Towns were governed by councils with representatives being rich merchants and master craftsmen. These councils made rules for trade and business and taxes and held courts for punishing criminals. They also had to keep the town walls in order. The head of the council was the major. Many townspeople were given the freedom to rule themselves by the king or the local lord. A written document called a charter set out the rights of the townspeople and the rules for governing.
Open air markets were held once a week at the Market Cross. Peasants came to sell their goods. They had to pay a toll to set up their stall. Once a year there was a fair held outside the walls on the green. Merchants from other countries came to the fair.

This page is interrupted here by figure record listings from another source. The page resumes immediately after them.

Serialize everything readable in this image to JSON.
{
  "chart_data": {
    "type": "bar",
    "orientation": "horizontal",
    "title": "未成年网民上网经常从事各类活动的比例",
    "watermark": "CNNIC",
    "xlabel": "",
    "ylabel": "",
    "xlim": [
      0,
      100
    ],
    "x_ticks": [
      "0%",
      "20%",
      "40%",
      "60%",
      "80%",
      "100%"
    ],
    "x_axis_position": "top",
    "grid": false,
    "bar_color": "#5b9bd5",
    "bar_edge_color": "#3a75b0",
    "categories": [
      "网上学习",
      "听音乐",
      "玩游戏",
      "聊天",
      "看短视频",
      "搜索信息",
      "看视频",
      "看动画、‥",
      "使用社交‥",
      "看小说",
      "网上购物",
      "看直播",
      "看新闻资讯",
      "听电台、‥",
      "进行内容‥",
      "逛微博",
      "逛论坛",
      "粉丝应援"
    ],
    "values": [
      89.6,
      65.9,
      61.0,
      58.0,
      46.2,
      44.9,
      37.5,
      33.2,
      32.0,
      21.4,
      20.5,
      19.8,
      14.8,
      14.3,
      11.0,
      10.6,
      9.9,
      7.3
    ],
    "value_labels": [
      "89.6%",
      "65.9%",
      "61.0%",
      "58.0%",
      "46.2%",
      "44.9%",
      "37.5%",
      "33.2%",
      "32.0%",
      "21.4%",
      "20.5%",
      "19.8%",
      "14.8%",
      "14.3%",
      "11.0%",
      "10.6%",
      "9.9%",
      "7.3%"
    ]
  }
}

Many of the people living in the towns were craftsmen who belonged to a guild which set exams for that craft and looked after wages. To become a member of a guild you had to firstly, become an apprentice, then a journeyman, then a master. KNOW WHAT IS INVOLVED IN EACH STAGE.
In the Middle Ages most people were Christian with their leader as the pope. In each country the bishops were the leaders of the Church and they ruled over a diocese. They started to build cathedrals and monasteries or abbeys.
Churches were built in two styles.
Thick walls. Flying buttresses.
Round arches. Pointed arches.
Small windows. Large windows with stained glass.
Dark inside. Thin columns inside.
Spires and towers.
Monasteries were set up by the Benedictines. The monks had to follow the rule of St. Benedict. When a boy joined the monks he was called a novice. The abbot was the head of the monastery. They had to promise vows of poverty, chastity and obedience. They wore habits and their hair was cut in a tonsure. Their day included prayers at many times. They ate in the
refectory, slept in the dormitory, gave help to beggars in the almonry, read in the library, wrote manuscripts in the scriptorium, decided on business in the Chapter House and walked in the cloister.